Em outra ocasião, estávamos hospedadas em um hotel quando acordei na madrugada com um forte cheiro de gás. Era algo insuportável. Minha mãe dormia inabalável. A recepção do estabelecimento não informou os hóspedes do grave vazamento ocorrido, acreditando que o odor seria suficiente para fazer com que todos se dirigissem à portaria. Não fosse eu estar dividindo o quarto com ela, poderia ter sido vítima de asfixia.

Anosmia e ageusia são raros e socialmente invisíveis. Nem sempre entram para as estatísticas por haver controvérsia se seria deficiência sob a perspectiva médica, ainda que seja pela social. Diferentemente dos problemas auditivos, de visão ou de mobilidade, passam despercebidos pela maioria de nós. A perda, ainda que temporária, desses dois sentidos tão importantes (como olfato e paladar) ou da mobilidade de outrora, só passou a ganhar mais visibilidade recentemente, especialmente por conta dos sintomas recorrentes da Covid-19 ou da necessidade do distanciamento social. É triste, mas é a realidade.

O que nem todo mundo sabe, porque nunca vivenciou ou nunca se fez as perguntas que coloquei no início deste artigo, é que é possível ser mais empático com as situações alheias. É preciso e importante nos solidarizarmos com as vivências e as dores do outro. Num mundo tão carente de princípios básicos de humanidade, começar trabalhando a empatia ou a compaixão pode ser um primeiro passo para promover mudanças efetivas no modo de lidarmos com as diferenças.

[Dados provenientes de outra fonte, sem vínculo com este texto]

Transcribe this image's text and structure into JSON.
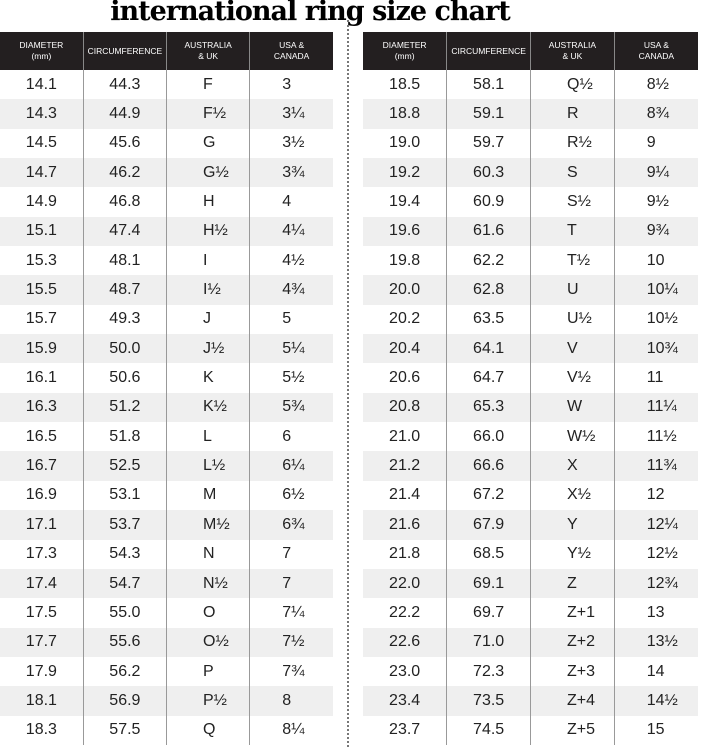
{
  "title": "international ring size chart",
  "headers": [
    "DIAMETER\n(mm)",
    "CIRCUMFERENCE",
    "AUSTRALIA\n& UK",
    "USA &\nCANADA"
  ],
  "left_rows": [
    [
      "14.1",
      "44.3",
      "F",
      "3"
    ],
    [
      "14.3",
      "44.9",
      "F½",
      "3¼"
    ],
    [
      "14.5",
      "45.6",
      "G",
      "3½"
    ],
    [
      "14.7",
      "46.2",
      "G½",
      "3¾"
    ],
    [
      "14.9",
      "46.8",
      "H",
      "4"
    ],
    [
      "15.1",
      "47.4",
      "H½",
      "4¼"
    ],
    [
      "15.3",
      "48.1",
      "I",
      "4½"
    ],
    [
      "15.5",
      "48.7",
      "I½",
      "4¾"
    ],
    [
      "15.7",
      "49.3",
      "J",
      "5"
    ],
    [
      "15.9",
      "50.0",
      "J½",
      "5¼"
    ],
    [
      "16.1",
      "50.6",
      "K",
      "5½"
    ],
    [
      "16.3",
      "51.2",
      "K½",
      "5¾"
    ],
    [
      "16.5",
      "51.8",
      "L",
      "6"
    ],
    [
      "16.7",
      "52.5",
      "L½",
      "6¼"
    ],
    [
      "16.9",
      "53.1",
      "M",
      "6½"
    ],
    [
      "17.1",
      "53.7",
      "M½",
      "6¾"
    ],
    [
      "17.3",
      "54.3",
      "N",
      "7"
    ],
    [
      "17.4",
      "54.7",
      "N½",
      "7"
    ],
    [
      "17.5",
      "55.0",
      "O",
      "7¼"
    ],
    [
      "17.7",
      "55.6",
      "O½",
      "7½"
    ],
    [
      "17.9",
      "56.2",
      "P",
      "7¾"
    ],
    [
      "18.1",
      "56.9",
      "P½",
      "8"
    ],
    [
      "18.3",
      "57.5",
      "Q",
      "8¼"
    ]
  ],
  "right_rows": [
    [
      "18.5",
      "58.1",
      "Q½",
      "8½"
    ],
    [
      "18.8",
      "59.1",
      "R",
      "8¾"
    ],
    [
      "19.0",
      "59.7",
      "R½",
      "9"
    ],
    [
      "19.2",
      "60.3",
      "S",
      "9¼"
    ],
    [
      "19.4",
      "60.9",
      "S½",
      "9½"
    ],
    [
      "19.6",
      "61.6",
      "T",
      "9¾"
    ],
    [
      "19.8",
      "62.2",
      "T½",
      "10"
    ],
    [
      "20.0",
      "62.8",
      "U",
      "10¼"
    ],
    [
      "20.2",
      "63.5",
      "U½",
      "10½"
    ],
    [
      "20.4",
      "64.1",
      "V",
      "10¾"
    ],
    [
      "20.6",
      "64.7",
      "V½",
      "11"
    ],
    [
      "20.8",
      "65.3",
      "W",
      "11¼"
    ],
    [
      "21.0",
      "66.0",
      "W½",
      "11½"
    ],
    [
      "21.2",
      "66.6",
      "X",
      "11¾"
    ],
    [
      "21.4",
      "67.2",
      "X½",
      "12"
    ],
    [
      "21.6",
      "67.9",
      "Y",
      "12¼"
    ],
    [
      "21.8",
      "68.5",
      "Y½",
      "12½"
    ],
    [
      "22.0",
      "69.1",
      "Z",
      "12¾"
    ],
    [
      "22.2",
      "69.7",
      "Z+1",
      "13"
    ],
    [
      "22.6",
      "71.0",
      "Z+2",
      "13½"
    ],
    [
      "23.0",
      "72.3",
      "Z+3",
      "14"
    ],
    [
      "23.4",
      "73.5",
      "Z+4",
      "14½"
    ],
    [
      "23.7",
      "74.5",
      "Z+5",
      "15"
    ]
  ],
  "colors": {
    "header_bg": "#231f20",
    "alt_row": "#efefef"
  }
}
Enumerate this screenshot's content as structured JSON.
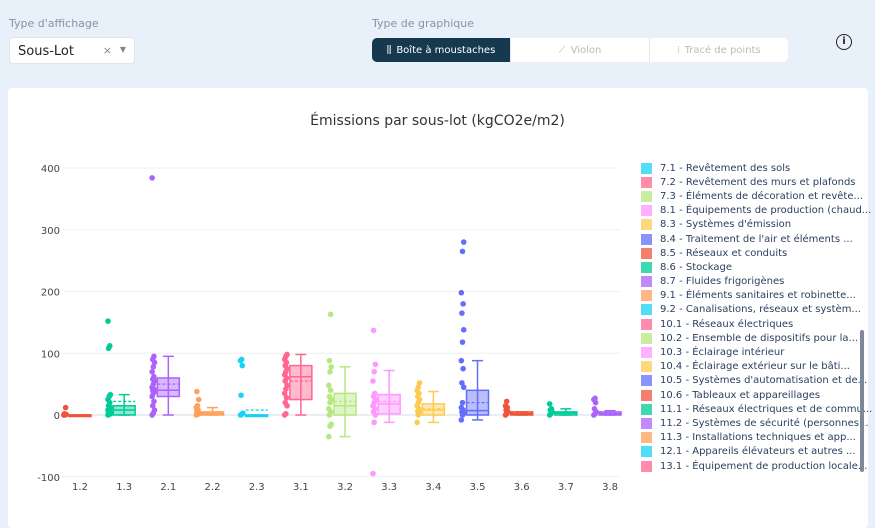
{
  "controls": {
    "display_type_label": "Type d'affichage",
    "display_type_value": "Sous-Lot",
    "clear": "×",
    "chart_type_label": "Type de graphique",
    "chart_types": [
      {
        "label": "Boîte à moustaches",
        "icon": "boxplot-icon"
      },
      {
        "label": "Violon",
        "icon": "violin-icon"
      },
      {
        "label": "Tracé de points",
        "icon": "strip-icon"
      }
    ],
    "info": "i"
  },
  "chart_data": {
    "type": "box",
    "title": "Émissions par sous-lot (kgCO2e/m2)",
    "xlabel": "",
    "ylabel": "",
    "ylim": [
      -100,
      400
    ],
    "yticks": [
      -100,
      0,
      100,
      200,
      300,
      400
    ],
    "grid": true,
    "legend_position": "right",
    "categories": [
      "1.2",
      "1.3",
      "2.1",
      "2.2",
      "2.3",
      "3.1",
      "3.2",
      "3.3",
      "3.4",
      "3.5",
      "3.6",
      "3.7",
      "3.8"
    ],
    "series": [
      {
        "cat": "1.2",
        "color": "#EF553B",
        "min": 0,
        "q1": 0,
        "median": 0,
        "q3": 0,
        "max": 0,
        "mean": 0,
        "points": [
          0,
          0,
          1,
          2,
          12
        ]
      },
      {
        "cat": "1.3",
        "color": "#00CC96",
        "min": 0,
        "q1": 0,
        "median": 8,
        "q3": 15,
        "max": 33,
        "mean": 22,
        "points": [
          0,
          1,
          2,
          4,
          6,
          8,
          10,
          12,
          15,
          20,
          25,
          30,
          33,
          108,
          112,
          152
        ]
      },
      {
        "cat": "2.1",
        "color": "#AB63FA",
        "min": 0,
        "q1": 30,
        "median": 40,
        "q3": 60,
        "max": 95,
        "mean": 50,
        "points": [
          0,
          3,
          8,
          15,
          22,
          30,
          35,
          38,
          40,
          42,
          45,
          50,
          55,
          58,
          62,
          70,
          78,
          85,
          90,
          95,
          384
        ]
      },
      {
        "cat": "2.2",
        "color": "#FFA15A",
        "min": 0,
        "q1": 0,
        "median": 2,
        "q3": 5,
        "max": 12,
        "mean": 3,
        "points": [
          0,
          1,
          2,
          5,
          8,
          12,
          15,
          25,
          38
        ]
      },
      {
        "cat": "2.3",
        "color": "#19D3F3",
        "min": 0,
        "q1": 0,
        "median": 0,
        "q3": 0,
        "max": 0,
        "mean": 8,
        "points": [
          0,
          1,
          3,
          32,
          80,
          88,
          90
        ]
      },
      {
        "cat": "3.1",
        "color": "#FF6692",
        "min": 0,
        "q1": 25,
        "median": 62,
        "q3": 80,
        "max": 98,
        "mean": 55,
        "points": [
          0,
          2,
          15,
          20,
          28,
          35,
          42,
          48,
          55,
          60,
          65,
          70,
          75,
          80,
          85,
          90,
          95,
          98
        ]
      },
      {
        "cat": "3.2",
        "color": "#B6E880",
        "min": -35,
        "q1": 0,
        "median": 15,
        "q3": 35,
        "max": 78,
        "mean": 22,
        "points": [
          -35,
          -18,
          -15,
          0,
          5,
          10,
          20,
          25,
          30,
          40,
          48,
          70,
          78,
          88,
          163
        ]
      },
      {
        "cat": "3.3",
        "color": "#FF97FF",
        "min": -12,
        "q1": 2,
        "median": 18,
        "q3": 33,
        "max": 72,
        "mean": 22,
        "points": [
          -95,
          -12,
          0,
          5,
          10,
          15,
          20,
          25,
          30,
          35,
          55,
          70,
          82,
          137
        ]
      },
      {
        "cat": "3.4",
        "color": "#FECB52",
        "min": -12,
        "q1": 0,
        "median": 8,
        "q3": 18,
        "max": 38,
        "mean": 10,
        "points": [
          -12,
          0,
          3,
          6,
          10,
          15,
          20,
          25,
          30,
          35,
          40,
          45,
          52
        ]
      },
      {
        "cat": "3.5",
        "color": "#636EFA",
        "min": -8,
        "q1": 0,
        "median": 7,
        "q3": 40,
        "max": 88,
        "mean": 20,
        "points": [
          -8,
          0,
          3,
          5,
          8,
          12,
          20,
          45,
          52,
          75,
          88,
          118,
          138,
          165,
          180,
          198,
          265,
          280
        ]
      },
      {
        "cat": "3.6",
        "color": "#EF553B",
        "min": 0,
        "q1": 0,
        "median": 2,
        "q3": 5,
        "max": 5,
        "mean": 3,
        "points": [
          0,
          2,
          5,
          8,
          12,
          15,
          22
        ]
      },
      {
        "cat": "3.7",
        "color": "#00CC96",
        "min": 0,
        "q1": 0,
        "median": 3,
        "q3": 5,
        "max": 10,
        "mean": 4,
        "points": [
          0,
          2,
          5,
          8,
          10,
          18
        ]
      },
      {
        "cat": "3.8",
        "color": "#AB63FA",
        "min": 0,
        "q1": 0,
        "median": 2,
        "q3": 5,
        "max": 7,
        "mean": 3,
        "points": [
          0,
          2,
          5,
          10,
          20,
          25,
          27
        ]
      }
    ],
    "legend": [
      {
        "label": "7.1 - Revêtement des sols",
        "color": "#19D3F3"
      },
      {
        "label": "7.2 - Revêtement des murs et plafonds",
        "color": "#FF6692"
      },
      {
        "label": "7.3 - Éléments de décoration et revête...",
        "color": "#B6E880"
      },
      {
        "label": "8.1 - Équipements de production (chaud...",
        "color": "#FF97FF"
      },
      {
        "label": "8.3 - Systèmes d'émission",
        "color": "#FECB52"
      },
      {
        "label": "8.4 - Traitement de l'air et éléments ...",
        "color": "#636EFA"
      },
      {
        "label": "8.5 - Réseaux et conduits",
        "color": "#EF553B"
      },
      {
        "label": "8.6 - Stockage",
        "color": "#00CC96"
      },
      {
        "label": "8.7 - Fluides frigorigènes",
        "color": "#AB63FA"
      },
      {
        "label": "9.1 - Éléments sanitaires et robinette...",
        "color": "#FFA15A"
      },
      {
        "label": "9.2 - Canalisations, réseaux et systèm...",
        "color": "#19D3F3"
      },
      {
        "label": "10.1 - Réseaux électriques",
        "color": "#FF6692"
      },
      {
        "label": "10.2 - Ensemble de dispositifs pour la...",
        "color": "#B6E880"
      },
      {
        "label": "10.3 - Éclairage intérieur",
        "color": "#FF97FF"
      },
      {
        "label": "10.4 - Éclairage extérieur sur le bâti...",
        "color": "#FECB52"
      },
      {
        "label": "10.5 - Systèmes d'automatisation et de...",
        "color": "#636EFA"
      },
      {
        "label": "10.6 - Tableaux et appareillages",
        "color": "#EF553B"
      },
      {
        "label": "11.1 - Réseaux électriques et de commu...",
        "color": "#00CC96"
      },
      {
        "label": "11.2 - Systèmes de sécurité (personnes...",
        "color": "#AB63FA"
      },
      {
        "label": "11.3 - Installations techniques et app...",
        "color": "#FFA15A"
      },
      {
        "label": "12.1 - Appareils élévateurs et autres ...",
        "color": "#19D3F3"
      },
      {
        "label": "13.1 - Équipement de production locale...",
        "color": "#FF6692"
      }
    ]
  }
}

Afinal, pessoas cegas compram roupa, sapato e tudo mais como você. Querem também ter direito à arte, à informação e à mobilidade. Pessoas surdas podem dançar, têm curiosidade em saber o que é música e desejam interagir com o mundo. Pessoas que não sentem cheiro também querem se sentir cheirosas, ainda que não possam perceber o próprio perfume que exalam. Pessoas que perderam o paladar ainda podem almejar frequentar um restaurante ou imaginar o gosto que um alimento pode ter. Seria ainda mais cruel querermos tirar também isso delas.

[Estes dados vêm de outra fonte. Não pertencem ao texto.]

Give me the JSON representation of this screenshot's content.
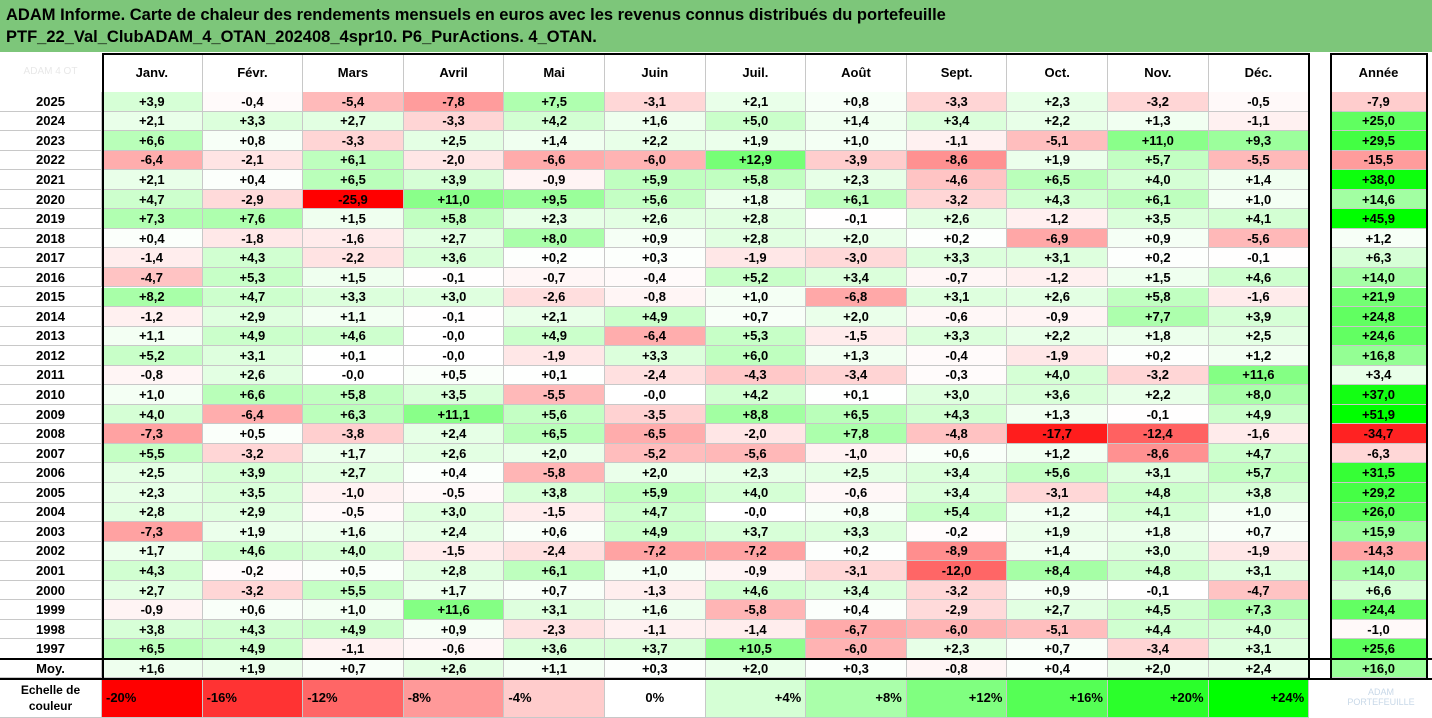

Todos que já vivenciaram o desprezo por sua condição ou o descaso com seus direitos entenderão perfeitamente o que eu estou tentando demonstrar. E se você ou alguém de sua família já ficou gripado – com o nariz bem congestionado – ou perdeu momentaneamente olfato ou paladar em decorrência do novo coronavírus, poderia imaginar por um instante o que deve ser passar por isso durante toda uma vida? Acho que este é um exercício que todos nós podemos e devemos fazer. A Covid-19 deixa um legado de muitas perdas, mas, se nos trouxer um pouco mais de humanidade, já será algum aprendizado.